B.1 O âmbito do recurso delimita-se pelas conclusões do recorrente, sem prejuízo das questões de conhecimento oficioso e dos vícios referidos no artigo 410.º, § 2.º CPP (2). O recorrente coloca duas questões: a) Impugnação da matéria de facto considerada na decisão recorrida; b) Intempestividade da apreciação da liberdade condicional aos 2/3 da pena. c) Erro de julgamento em matéria de direito (verificação dos pressupostos formais e materiais da concessão da liberdade condicional).

B.2 Impugnação da matéria de facto provada

Considera o recorrente que a matéria de facto julgada provada está errada em dois aspetos essenciais: - o recluso tem «perspetivas de integração laboral» uma vez que «tem emprego garantido pelo seu antigo patrão»; - e não consumiu canabinóides, não correspondendo o resultado dos testes realizados em 6/2/2020 e 2/12/2021 à realidade.
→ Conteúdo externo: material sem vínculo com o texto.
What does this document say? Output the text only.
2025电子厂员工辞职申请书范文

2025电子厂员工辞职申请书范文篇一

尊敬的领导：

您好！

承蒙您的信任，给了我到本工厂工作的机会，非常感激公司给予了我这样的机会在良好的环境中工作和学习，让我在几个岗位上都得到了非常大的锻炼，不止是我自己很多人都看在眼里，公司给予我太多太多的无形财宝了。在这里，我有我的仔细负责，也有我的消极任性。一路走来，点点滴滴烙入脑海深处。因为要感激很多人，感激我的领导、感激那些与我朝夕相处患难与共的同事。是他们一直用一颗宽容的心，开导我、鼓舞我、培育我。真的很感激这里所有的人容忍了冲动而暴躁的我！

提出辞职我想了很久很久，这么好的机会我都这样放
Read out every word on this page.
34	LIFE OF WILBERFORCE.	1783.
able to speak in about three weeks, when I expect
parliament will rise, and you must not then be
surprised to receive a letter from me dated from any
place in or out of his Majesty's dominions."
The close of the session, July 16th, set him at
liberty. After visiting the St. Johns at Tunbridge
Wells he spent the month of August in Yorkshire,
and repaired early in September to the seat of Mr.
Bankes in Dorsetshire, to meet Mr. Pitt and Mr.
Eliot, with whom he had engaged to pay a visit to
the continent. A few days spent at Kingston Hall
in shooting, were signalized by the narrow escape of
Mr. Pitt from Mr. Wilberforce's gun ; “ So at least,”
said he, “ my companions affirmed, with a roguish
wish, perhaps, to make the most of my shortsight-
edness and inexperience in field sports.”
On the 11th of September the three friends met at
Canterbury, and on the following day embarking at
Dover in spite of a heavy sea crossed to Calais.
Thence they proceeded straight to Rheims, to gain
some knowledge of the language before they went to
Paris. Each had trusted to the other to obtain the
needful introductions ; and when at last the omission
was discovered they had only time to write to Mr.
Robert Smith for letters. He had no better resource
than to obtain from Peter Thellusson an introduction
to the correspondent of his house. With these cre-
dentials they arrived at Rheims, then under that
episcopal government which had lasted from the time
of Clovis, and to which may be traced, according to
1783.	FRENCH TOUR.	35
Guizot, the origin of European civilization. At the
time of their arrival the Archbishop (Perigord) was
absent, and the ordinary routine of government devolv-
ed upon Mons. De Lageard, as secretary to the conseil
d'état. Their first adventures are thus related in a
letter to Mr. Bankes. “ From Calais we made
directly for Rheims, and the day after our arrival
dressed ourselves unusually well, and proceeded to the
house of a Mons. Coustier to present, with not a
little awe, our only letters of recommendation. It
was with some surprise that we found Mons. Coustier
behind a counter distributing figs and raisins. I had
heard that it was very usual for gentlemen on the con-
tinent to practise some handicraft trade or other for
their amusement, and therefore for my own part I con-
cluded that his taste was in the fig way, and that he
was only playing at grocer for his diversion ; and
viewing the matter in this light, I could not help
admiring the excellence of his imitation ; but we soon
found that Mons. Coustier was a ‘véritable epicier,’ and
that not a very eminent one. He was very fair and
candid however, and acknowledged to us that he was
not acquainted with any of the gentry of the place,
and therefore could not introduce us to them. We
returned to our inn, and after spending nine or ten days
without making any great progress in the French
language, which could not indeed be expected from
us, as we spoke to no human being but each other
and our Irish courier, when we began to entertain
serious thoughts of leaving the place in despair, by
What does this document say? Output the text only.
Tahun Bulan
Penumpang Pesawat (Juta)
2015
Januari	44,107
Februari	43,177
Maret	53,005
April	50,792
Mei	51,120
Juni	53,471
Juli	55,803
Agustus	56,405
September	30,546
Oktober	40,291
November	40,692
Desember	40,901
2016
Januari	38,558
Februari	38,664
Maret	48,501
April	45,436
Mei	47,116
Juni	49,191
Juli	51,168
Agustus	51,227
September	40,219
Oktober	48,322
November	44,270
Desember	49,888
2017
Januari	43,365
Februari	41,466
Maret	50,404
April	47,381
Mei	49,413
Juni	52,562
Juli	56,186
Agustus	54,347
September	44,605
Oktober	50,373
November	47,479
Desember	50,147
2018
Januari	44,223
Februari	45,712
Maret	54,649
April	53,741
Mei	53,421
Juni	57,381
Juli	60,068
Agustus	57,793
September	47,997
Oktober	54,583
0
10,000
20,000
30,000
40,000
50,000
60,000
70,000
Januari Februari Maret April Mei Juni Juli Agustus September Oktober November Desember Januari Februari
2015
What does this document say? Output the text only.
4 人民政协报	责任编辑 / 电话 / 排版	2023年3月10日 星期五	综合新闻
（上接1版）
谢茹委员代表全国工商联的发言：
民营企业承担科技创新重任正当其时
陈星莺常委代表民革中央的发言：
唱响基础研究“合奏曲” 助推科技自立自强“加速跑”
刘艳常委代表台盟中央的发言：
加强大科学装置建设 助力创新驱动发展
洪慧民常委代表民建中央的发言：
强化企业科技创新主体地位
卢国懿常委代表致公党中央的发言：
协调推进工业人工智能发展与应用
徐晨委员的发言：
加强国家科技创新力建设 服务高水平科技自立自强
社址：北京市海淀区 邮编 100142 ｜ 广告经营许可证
Sobre esta impugnação caberá recordar o que vem sendo sufragado pela jurisprudência dos tribunais superiores, na interpretação ao artigo 179.º, § 1.º do Código da Execução das Penas e Medidas Privativas da Liberdade CEPMPL) (3). Isto é, o recorrente só pode impugnar a matéria de facto fixada na decisão recorrida com referência a algum dos vícios previstos no artigo 410.º, § 2.º CPP, o que nas circunstâncias do presente caso se não faz; nem da análise da decisão recorrida algum se descortina. Com efeito, a decisão recorrida não é um «acórdão» nem uma «sentença» (cf. artigo 97.º, § 1.º e 2.º CPP), sendo que só destas decisões finais, previstas nos artigos 374.º a 377.º CPP, é cabível a impugnação ampla, nos termos previstos no artigo 412.º, § 3.º CPP. Mas do que aqui deveras se trata é de um despacho judicial, proferido em fase pós-sentencial, antecedido do procedimento especialmente previsto nos artigos 173.º a 177.º CEPMPL. A isso acresce que o juízo em que assentou a factualidade que o tribunal considerou relevante para a decisão que lhe cabe proferir, traz impregnada a valoração judicial de todos os dados recolhidos nos autos, nela expressamente referidos, inclusivamente quanto às questões suscitadas pelo recorrente. Deste modo, singelo, improcede este fundamento do recurso.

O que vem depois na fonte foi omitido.